The English translator, antiquary and lexicographer Henry Thomas Riley (1816-78) suggested a different origin in Notes and Queries (London) of 26th August 1854:

It is not impossible that it may have been a maxim framed by some scholar, who was desirous to avoid the infliction of a “curtain lecture.”

In A Dictionary of the English Language (London, 1755), the English lexicographer Samuel Johnson (1709-84) defined the term curtain-lecture as “A reproof given by a wife to her husband in bed”.

 

NOTES

 

1 The phrase to curse by bell, book, and candle referred to a form of excommunication which closed with the words Doe to [= shut] the book, quench the candle, ring the bell!.

 

2 The usual explanation of brandy is Latin for a goose is that it must be read as What is the Latin for goose? (The answer is) brandy, with a pun on the word answer: the homophonous Latin noun anser means goose, and brandy was drunk as a digestive after the eating of goose, in the same way as an answer follows a question.

A variant, brandy is Latin for fish, first appeared with the following explanation in London Labour and the London Poor (London, 1851), by Henry Mayhew (1812-87), English social researcher, journalist, playwright and advocate of reform:

We are told that the thirst and uneasy feeling at the stomach, frequently experienced after the use of the richer species of fish, have led to the employment of spirit to this kind of food.

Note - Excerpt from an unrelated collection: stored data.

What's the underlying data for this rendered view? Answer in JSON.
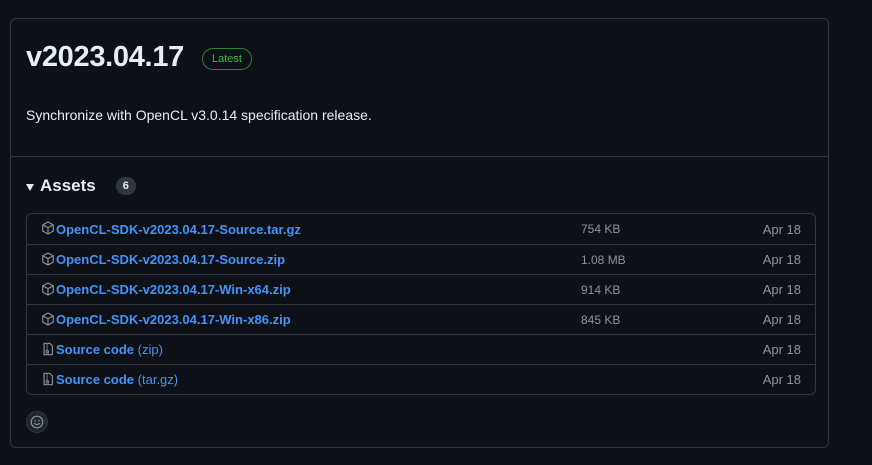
{
  "release": {
    "version": "v2023.04.17",
    "badge": "Latest",
    "description": "Synchronize with OpenCL v3.0.14 specification release."
  },
  "assets": {
    "title": "Assets",
    "count": "6",
    "items": [
      {
        "name": "OpenCL-SDK-v2023.04.17-Source.tar.gz",
        "size": "754 KB",
        "date": "Apr 18",
        "icon": "package-icon"
      },
      {
        "name": "OpenCL-SDK-v2023.04.17-Source.zip",
        "size": "1.08 MB",
        "date": "Apr 18",
        "icon": "package-icon"
      },
      {
        "name": "OpenCL-SDK-v2023.04.17-Win-x64.zip",
        "size": "914 KB",
        "date": "Apr 18",
        "icon": "package-icon"
      },
      {
        "name": "OpenCL-SDK-v2023.04.17-Win-x86.zip",
        "size": "845 KB",
        "date": "Apr 18",
        "icon": "package-icon"
      },
      {
        "name": "Source code",
        "suffix": "(zip)",
        "size": "",
        "date": "Apr 18",
        "icon": "file-zip-icon"
      },
      {
        "name": "Source code",
        "suffix": "(tar.gz)",
        "size": "",
        "date": "Apr 18",
        "icon": "file-zip-icon"
      }
    ]
  },
  "colors": {
    "background": "#0d1117",
    "border": "#30363d",
    "link": "#4493f8",
    "muted": "#8b949e",
    "latest_green": "#3fb950"
  },
  "reaction": {
    "icon": "smiley-icon"
  }
}
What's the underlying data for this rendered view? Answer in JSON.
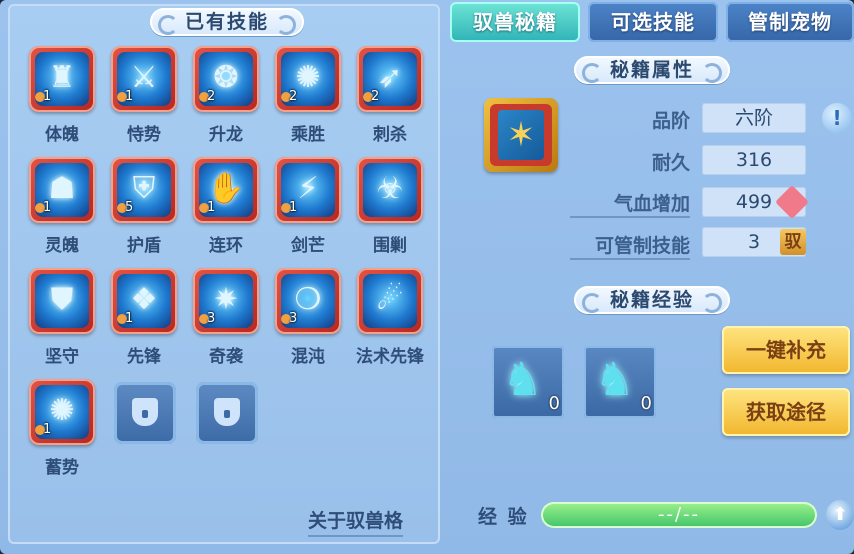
{
  "left_panel": {
    "title": "已有技能",
    "skills": [
      {
        "name": "体魄",
        "level": "1",
        "icon": "golden-armor-icon"
      },
      {
        "name": "恃势",
        "level": "1",
        "icon": "shield-blade-icon"
      },
      {
        "name": "升龙",
        "level": "2",
        "icon": "dragon-icon"
      },
      {
        "name": "乘胜",
        "level": "2",
        "icon": "swirl-icon"
      },
      {
        "name": "刺杀",
        "level": "2",
        "icon": "assassin-icon"
      },
      {
        "name": "灵魄",
        "level": "1",
        "icon": "spirit-icon"
      },
      {
        "name": "护盾",
        "level": "5",
        "icon": "shield-icon"
      },
      {
        "name": "连环",
        "level": "1",
        "icon": "claw-icon"
      },
      {
        "name": "剑芒",
        "level": "1",
        "icon": "sword-light-icon"
      },
      {
        "name": "围剿",
        "level": "",
        "icon": "beast-icon"
      },
      {
        "name": "坚守",
        "level": "",
        "icon": "guard-shield-icon"
      },
      {
        "name": "先锋",
        "level": "1",
        "icon": "crystal-icon"
      },
      {
        "name": "奇袭",
        "level": "3",
        "icon": "shatter-icon"
      },
      {
        "name": "混沌",
        "level": "3",
        "icon": "bubbles-icon"
      },
      {
        "name": "法术先锋",
        "level": "",
        "icon": "magic-comet-icon"
      },
      {
        "name": "蓄势",
        "level": "1",
        "icon": "vortex-icon"
      }
    ],
    "about_link": "关于驭兽格"
  },
  "tabs": [
    {
      "label": "驭兽秘籍",
      "active": true
    },
    {
      "label": "可选技能",
      "active": false
    },
    {
      "label": "管制宠物",
      "active": false
    }
  ],
  "attributes": {
    "title": "秘籍属性",
    "grade_label": "品阶",
    "grade_value": "六阶",
    "durability_label": "耐久",
    "durability_value": "316",
    "hp_label": "气血增加",
    "hp_value": "499",
    "control_label": "可管制技能",
    "control_value": "3",
    "control_badge": "驭"
  },
  "experience": {
    "title": "秘籍经验",
    "items": [
      {
        "count": "0",
        "icon": "blue-horse-icon"
      },
      {
        "count": "0",
        "icon": "blue-horse-icon"
      }
    ],
    "refill_button": "一键补充",
    "source_button": "获取途径",
    "exp_label": "经 验",
    "exp_value": "--/--"
  }
}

Hence, says Dr. Pereira, the vulgar proverb, “Brandy is Latin for Fish.”

 

3 In Notes & Queries (London) of 19th May 1888, Ebenezer Cobham Brewer wrote:

I think there can be little doubt that the origin of candle-throwing to express disapproval arose from the Catholic custom of cursing by “bell, book, and candle.” When the candle was thrown down the lights were extinguished, the service concluded, and the congregation made their way out in the dark. It was the strongest possible mark of disapproval.